Integrity is a bugger, it really is. Lying can get you into difficulties, but to really wind up in the crappers try telling nothing but the truth.

While we were having sex, when the condom broke, Poppy was coming, and she gasped out, ‘Marco, this is better than sex.’ I just remembered.

I headed down to Primrose Hill. I’ll walk to Tim Cavendish’s via Regent’s Park and Oxford Street. I love walking past London Zoo, and peering in. My childhood’s in there. My foster parents used to take me on my birthday. Today even the sound of the aviary makes me taste clammy fish-paste sandwiches.

I’m pretty sure that being a single kid single mother is enough for Poppy. But I’ve known women who’ve believed one thing about abortion, only for those beliefs to swing around when the crunch came. If Poppy’s pregnant, what will I want? Would I want? For her to accept me as a father, I’d have to swear monogamy, and mean it. Many of my friends have got married and done the baby thing, and I can see how completely it changes your life. Taking plunges is no fun when the well-being of two other people depends on how you land. Weird. When I was younger, I thought that kids were an inevitable part of getting old. I thought you’d wake up one morning and there they’d be, nappies bulging. But no, you actually have to make up your mind to do them, like making up your mind to buy a house, cut a CD or stage a coup d’etat. What if I never make my mind up? What if ?

Ah, worry, worry, worry.

The top of the hill. Breathe in, look at that view, and breathe out! Quite a picture, isn’t it! Old Man London, out for the day... Italians give their cities sexes, and they all agree that the sex for a particular city is quite correct, but none of them can explain why.

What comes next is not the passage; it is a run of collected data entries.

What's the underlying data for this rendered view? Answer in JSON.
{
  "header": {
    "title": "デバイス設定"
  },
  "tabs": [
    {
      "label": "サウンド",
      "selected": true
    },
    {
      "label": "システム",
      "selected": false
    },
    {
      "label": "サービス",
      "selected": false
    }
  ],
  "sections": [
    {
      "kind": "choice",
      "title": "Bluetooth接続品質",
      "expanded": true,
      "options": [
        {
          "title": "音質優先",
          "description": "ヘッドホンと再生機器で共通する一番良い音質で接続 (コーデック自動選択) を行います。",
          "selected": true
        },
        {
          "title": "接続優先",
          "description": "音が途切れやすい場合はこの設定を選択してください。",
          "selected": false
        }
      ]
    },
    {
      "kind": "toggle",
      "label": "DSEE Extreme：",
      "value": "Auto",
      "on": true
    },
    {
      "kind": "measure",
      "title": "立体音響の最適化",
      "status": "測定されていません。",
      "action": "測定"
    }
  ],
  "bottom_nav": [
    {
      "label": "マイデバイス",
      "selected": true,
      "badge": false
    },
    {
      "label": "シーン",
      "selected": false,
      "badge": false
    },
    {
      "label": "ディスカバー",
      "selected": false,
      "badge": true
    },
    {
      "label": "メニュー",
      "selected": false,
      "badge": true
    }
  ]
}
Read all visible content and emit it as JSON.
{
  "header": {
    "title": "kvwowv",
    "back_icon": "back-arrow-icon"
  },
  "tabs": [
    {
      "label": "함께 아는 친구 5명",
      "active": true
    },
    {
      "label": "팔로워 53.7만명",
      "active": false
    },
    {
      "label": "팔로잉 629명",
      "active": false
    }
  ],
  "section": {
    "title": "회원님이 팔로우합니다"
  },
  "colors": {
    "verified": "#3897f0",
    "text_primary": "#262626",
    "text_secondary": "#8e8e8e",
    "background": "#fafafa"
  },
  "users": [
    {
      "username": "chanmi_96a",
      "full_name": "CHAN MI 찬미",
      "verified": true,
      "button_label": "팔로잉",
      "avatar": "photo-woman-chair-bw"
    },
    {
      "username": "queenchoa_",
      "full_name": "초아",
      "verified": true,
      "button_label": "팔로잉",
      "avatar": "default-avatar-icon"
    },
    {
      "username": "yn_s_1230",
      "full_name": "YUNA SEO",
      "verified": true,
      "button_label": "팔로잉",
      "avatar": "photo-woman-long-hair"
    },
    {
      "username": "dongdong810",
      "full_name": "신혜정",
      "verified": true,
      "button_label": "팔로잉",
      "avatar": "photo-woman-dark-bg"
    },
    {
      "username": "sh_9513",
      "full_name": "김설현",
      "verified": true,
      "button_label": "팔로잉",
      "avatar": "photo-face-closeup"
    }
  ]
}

I love that. London’s middle-aged and male, respectably married but secretly gay. I know its overlapping towns like I know my own body. The red brick parts around Chelsea and Pimlico, Battersea Power Station like an upturned coffee table... The grimy estates down Vauxhall way. Green Park. I map the city by trigonometrical shag points. Highbury is already Katy Forbes. Putney is Poppy, and India of course, not that I shag India, she’s only five. Camden is Baggins the Tarantula. I try to pinpoint the places in Alfred’s nutty story... How am I supposed to put a story like that into a serious autobiography? I’m going to have to do something pretty drastic, or I’ll end up ghostwriting ‘Diary of a Madman’.

It’s too beautiful a day to worry about that. The light is too golden, the shadows too soft.

There’s a lot of things in London that weren’t here when Alfred went round his big loop chasing Alfred. All those aeroplanes flying into Heathrow and Gatwick. The Thames Barrier. The Millennium Dome. Centrepoint, that sixties pedestal ashtray, bloody hell I wish someone would come along and bomb that. Canada Tower over in Docklands, gleaming in the sunlight now, and I think of that art deco mirror in the corner of Shelley’s room. Shelley of Shepherd’s Bush. She moved in with, whatsisname, ah, Jesus, what was his name? The British Oxygen man. Her flatmate Natalie had become a born-again Christian and moved in with Jesus. Shelley, Natalie and I had formed a Holy Trinity one rainy afternoon under Shelley’s duvet. At the time I had filed Natalie under ‘Dangerously Vulnerable’.